If you’re running a business today, that’s the easiest win on the board.

Train your team to delegate writing help to AI and watch your output—and quality—go way up.

Ask vs. Do vs. Express: The New Framework

The researchers came up with a killer way to categorize how people use ChatGPT:

Intent | % of Messages | What It Means

Asking -> 49% -> Looking for guidance, advice, clarity

Doing -> 40% -> Producing something: emails, plans, code

Expressing -> 11% -> Sharing thoughts, venting, reflecting

At work, Doing dominates (56%).

But Asking is growing fast—and those are the messages users rate as most valuable.

So yes, AI helps you do things faster. But even more importantly:

AI helps you think better.

So… Who’s Using ChatGPT?

Everyone. But with a few key insights:

  • Gender parity is here: Women now slightly outnumber men among active users

  • Young people dominate: 46% of usage is from users under 26

  • Use is growing fastest in low/mid-income countries

  • More education = more work-related usage

  • Business professionals use ChatGPT mostly for writing

  • Engineers use it for technical help

  • Everyone uses it for ideation and clarity

Here’s the Chart You Need to See

The trend is clear: people are learning how to ask better and create smarter:

Here’s what I believe:

  1. Prompting is the new Excel.

    If your team doesn’t know how to use AI to think, write, and plan—they’re behind. Training your team on prompting is the new best skill to learn. 

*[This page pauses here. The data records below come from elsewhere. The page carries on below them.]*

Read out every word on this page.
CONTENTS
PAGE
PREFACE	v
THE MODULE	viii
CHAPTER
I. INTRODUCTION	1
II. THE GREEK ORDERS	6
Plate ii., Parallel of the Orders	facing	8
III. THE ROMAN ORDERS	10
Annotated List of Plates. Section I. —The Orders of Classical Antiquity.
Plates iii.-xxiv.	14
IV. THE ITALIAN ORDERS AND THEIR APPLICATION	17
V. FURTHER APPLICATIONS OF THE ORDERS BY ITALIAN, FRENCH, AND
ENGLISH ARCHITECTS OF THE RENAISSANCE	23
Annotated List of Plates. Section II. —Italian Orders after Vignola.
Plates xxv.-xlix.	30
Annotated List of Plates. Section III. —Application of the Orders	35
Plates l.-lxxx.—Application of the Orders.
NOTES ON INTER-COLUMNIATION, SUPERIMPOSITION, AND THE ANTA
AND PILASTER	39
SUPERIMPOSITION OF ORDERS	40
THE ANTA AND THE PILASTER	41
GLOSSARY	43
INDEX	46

  2. Most value today isn’t automation—it’s augmentation.

    ChatGPT is a multiplier for smart people doing creative work.

  3. Build with AI in mind—always.

    Your content, your UX, your product strategy… assume your customer is already using AI.

  4. Train your people.

    You don’t need another AI tool. You need an AI mindset across your org.

  5. Writing is still your biggest edge.

    Storytelling, positioning, clarity—it’s the golden skill that AI happens to supercharge.

It’s staggering how fast ChatGPT has grown—but the real unlock isn’t just using it, it’s learning how to prompt it. Mastering prompts is now a must-have skill—for your business, your team, and your daily life.